M. Donny – M. le rapporteur se trompe. Le péage, a-t-il dit, doit être payé par la nation, parce que le rachat est fait dans l’intérêt de la nation tout entière. C’est une charge que la nation doit accepter comme résultat du traité. Ce n’est pas cela que je conteste.

Ce que je soutiens, c’est qu’une charge qui doit peser sur la nation entière pèse sur le commerce maritime ; et je m’en plains d’autant plus que la mesure lui est plutôt préjudiciable qu’avantageuse.

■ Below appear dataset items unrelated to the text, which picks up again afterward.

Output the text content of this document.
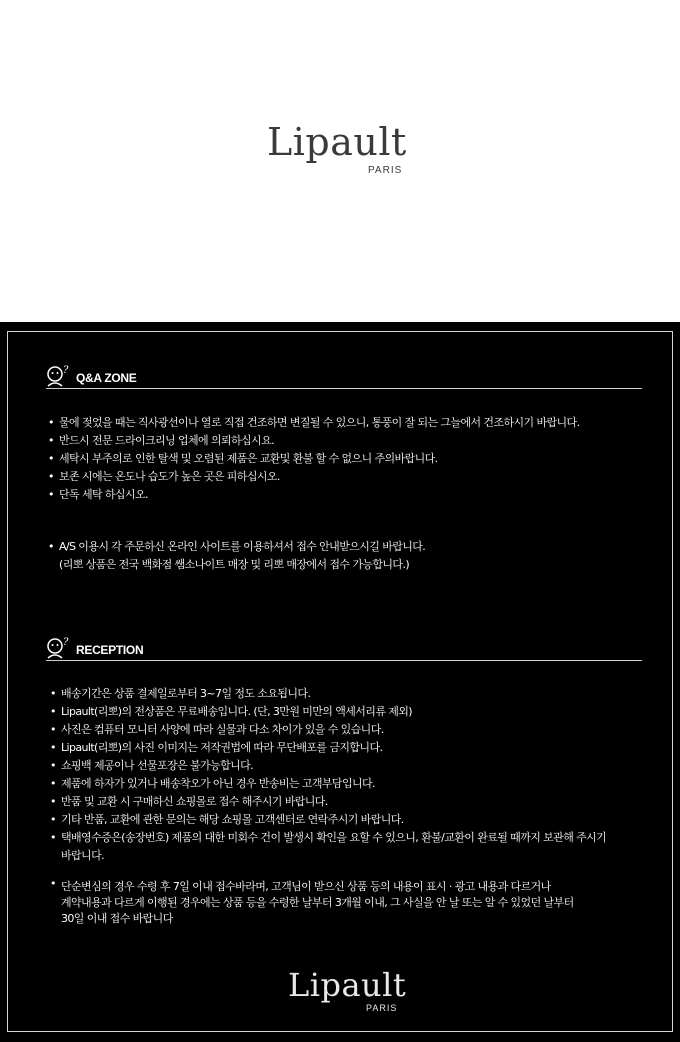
Lipault
PARIS
?
Q&A ZONE
• 물에 젖었을 때는 직사광선이나 열로 직접 건조하면 변질될 수 있으니, 통풍이 잘 되는 그늘에서 건조하시기 바랍니다.
• 반드시 전문 드라이크리닝 업체에 의뢰하십시요.
• 세탁시 부주의로 인한 탈색 및 오렴된 제품은 교환및 환불 할 수 없으니 주의바랍니다.
• 보존 시에는 온도나 습도가 높은 곳은 피하십시오.
• 단독 세탁 하십시오.
• A/S 이용시 각 주문하신 온라인 사이트를 이용하셔서 접수 안내받으시길 바랍니다.
(리뽀 상품은 전국 백화점 쌤소나이트 매장 및 리뽀 매장에서 접수 가능합니다.)
?
RECEPTION
• 배송기간은 상품 결제일로부터 3~7일 정도 소요됩니다.
• Lipault(리뽀)의 전상품은 무료배송입니다. (단, 3만원 미만의 액세서리류 제외)
• 사진은 컴퓨터 모니터 사양에 따라 실물과 다소 차이가 있을 수 있습니다.
• Lipault(리뽀)의 사진 이미지는 저작권법에 따라 무단배포를 금지합니다.
• 쇼핑백 제공이나 선물포장은 불가능합니다.
• 제품에 하자가 있거나 배송착오가 아닌 경우 반송비는 고객부담입니다.
• 반품 및 교환 시 구매하신 쇼핑몰로 접수 해주시기 바랍니다.
• 기타 반품, 교환에 관한 문의는 해당 쇼핑몰 고객센터로 연락주시기 바랍니다.
• 택배영수증은(송장번호) 제품의 대한 미회수 건이 발생시 확인을 요할 수 있으니, 환불/교환이 완료될 때까지 보관해 주시기
바랍니다.
• 단순변심의 경우 수령 후 7일 이내 접수바라며, 고객님이 받으신 상품 등의 내용이 표시 · 광고 내용과 다르거나
계약내용과 다르게 이행된 경우에는 상품 등을 수령한 날부터 3개월 이내, 그 사실을 안 날 또는 알 수 있었던 날부터
30일 이내 접수 바랍니다
Lipault
PARIS
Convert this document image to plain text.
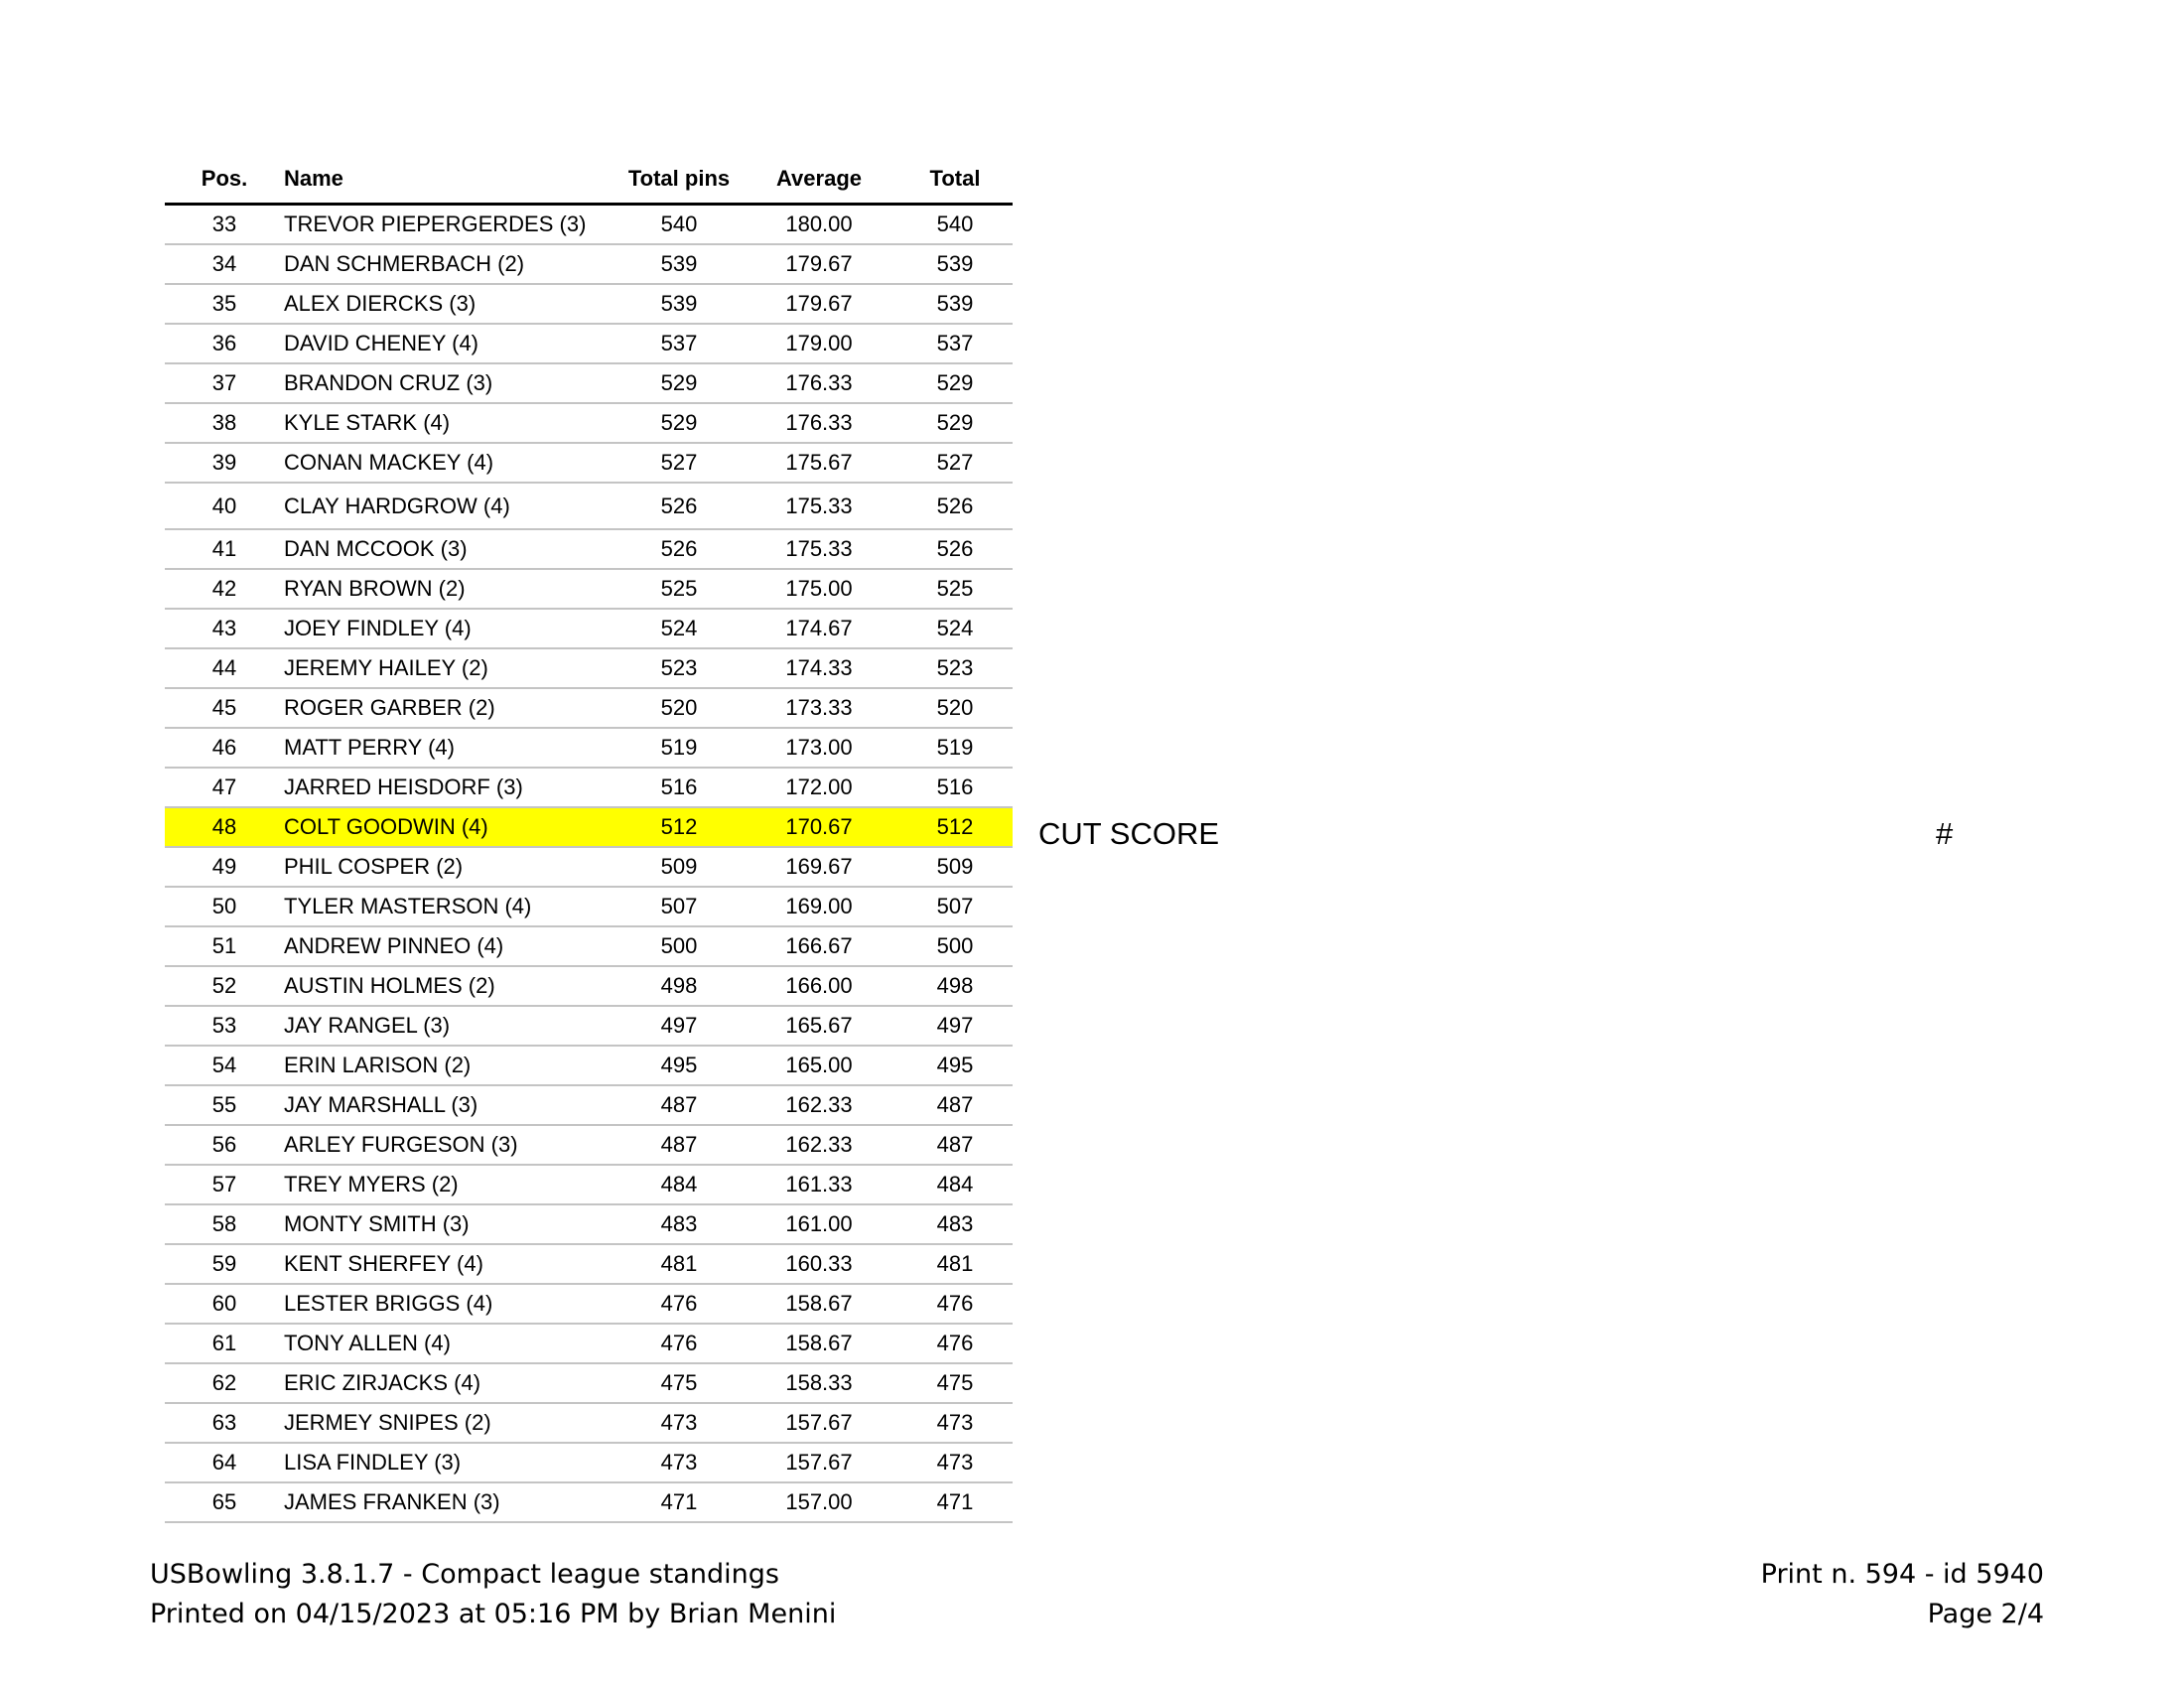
Pos.	Name	Total pins	Average	Total
33	TREVOR PIEPERGERDES (3)	540	180.00	540
34	DAN SCHMERBACH (2)	539	179.67	539
35	ALEX DIERCKS (3)	539	179.67	539
36	DAVID CHENEY (4)	537	179.00	537
37	BRANDON CRUZ (3)	529	176.33	529
38	KYLE STARK (4)	529	176.33	529
39	CONAN MACKEY (4)	527	175.67	527
40	CLAY HARDGROW (4)	526	175.33	526
41	DAN MCCOOK (3)	526	175.33	526
42	RYAN BROWN (2)	525	175.00	525
43	JOEY FINDLEY (4)	524	174.67	524
44	JEREMY HAILEY (2)	523	174.33	523
45	ROGER GARBER (2)	520	173.33	520
46	MATT PERRY (4)	519	173.00	519
47	JARRED HEISDORF (3)	516	172.00	516
48	COLT GOODWIN (4)	512	170.67	512
49	PHIL COSPER (2)	509	169.67	509
50	TYLER MASTERSON (4)	507	169.00	507
51	ANDREW PINNEO (4)	500	166.67	500
52	AUSTIN HOLMES (2)	498	166.00	498
53	JAY RANGEL (3)	497	165.67	497
54	ERIN LARISON (2)	495	165.00	495
55	JAY MARSHALL (3)	487	162.33	487
56	ARLEY FURGESON (3)	487	162.33	487
57	TREY MYERS (2)	484	161.33	484
58	MONTY SMITH (3)	483	161.00	483
59	KENT SHERFEY (4)	481	160.33	481
60	LESTER BRIGGS (4)	476	158.67	476
61	TONY ALLEN (4)	476	158.67	476
62	ERIC ZIRJACKS (4)	475	158.33	475
63	JERMEY SNIPES (2)	473	157.67	473
64	LISA FINDLEY (3)	473	157.67	473
65	JAMES FRANKEN (3)	471	157.00	471
CUT SCORE	#
USBowling 3.8.1.7 - Compact league standings
Printed on 04/15/2023 at 05:16 PM by Brian Menini
Print n. 594 - id 5940
Page 2/4
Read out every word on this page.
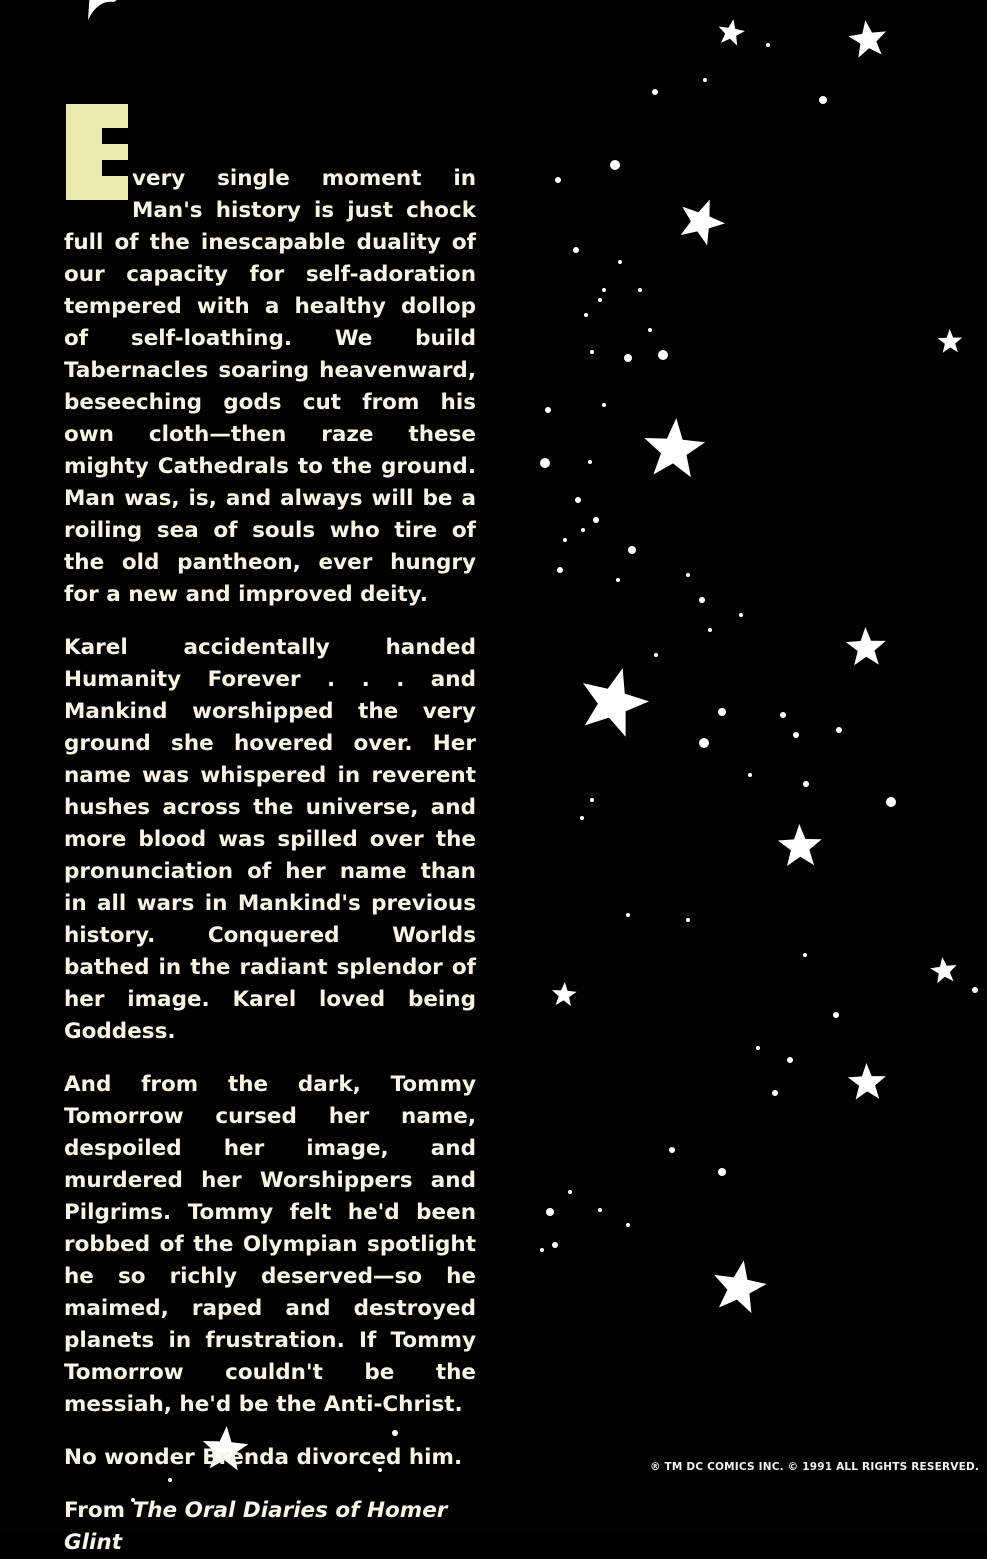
very single moment in Man's history is just chock full of the inescapable duality of our capacity for self-adoration tempered with a healthy dollop of self-loathing. We build Tabernacles soaring heavenward, beseeching gods cut from his own cloth—then raze these mighty Cathedrals to the ground. Man was, is, and always will be a roiling sea of souls who tire of the old pantheon, ever hungry for a new and improved deity.

Karel accidentally handed Humanity Forever . . . and Mankind worshipped the very ground she hovered over. Her name was whispered in reverent hushes across the universe, and more blood was spilled over the pronunciation of her name than in all wars in Mankind's previous history. Conquered Worlds bathed in the radiant splendor of her image. Karel loved being Goddess.

And from the dark, Tommy Tomorrow cursed her name, despoiled her image, and murdered her Worshippers and Pilgrims. Tommy felt he'd been robbed of the Olympian spotlight he so richly deserved—so he maimed, raped and destroyed planets in frustration. If Tommy Tomorrow couldn't be the messiah, he'd be the Anti-Christ.

No wonder Brenda divorced him.

From The Oral Diaries of Homer Glint

® TM DC COMICS INC. © 1991 ALL RIGHTS RESERVED.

M. Eloy de Burdinne – Je ne puis partager l’opinion de l’honorable préopinant. Si vous adoptiez sa proposition, il en résulterait que l’impôt pour le remboursement du péage serait supporté par toute la nation. Quand on a traité la question, mon opinion était que l’impôt devait se percevoir sur la navigation. Elle est encore la même, parce que l’impôt perçu sur la navigation est payé par ceux qui consomment les objets importés ou par ceux qui exportent à l’étranger. C’est là, ce me semble, la répartition la plus juste. Cependant M. Donny voudrait qu’on affranchît les douanes du droit de navigation ; il voudrait que l’état prît à sa charge la somme intégrale du remboursement du péage. S’il y a une injustice dans la répartition actuelle de cet impôt, c’est de percevoir 400,000 francs sur des individus qui ne consomment que peu ou point de produits étrangers. Tout impôt établi sur la consommation est convenablement prélevé, et c’est, selon moi, le plus juste.

Loin donc d’adopter le système de M. Donny, je voudrais voir prévaloir le système contraire, c’est-à-dire percevoir la somme totale de 650,000 francs sur les droits de douane. Ce serait dix centimes additionnels qu’il faudrait encore ajouter.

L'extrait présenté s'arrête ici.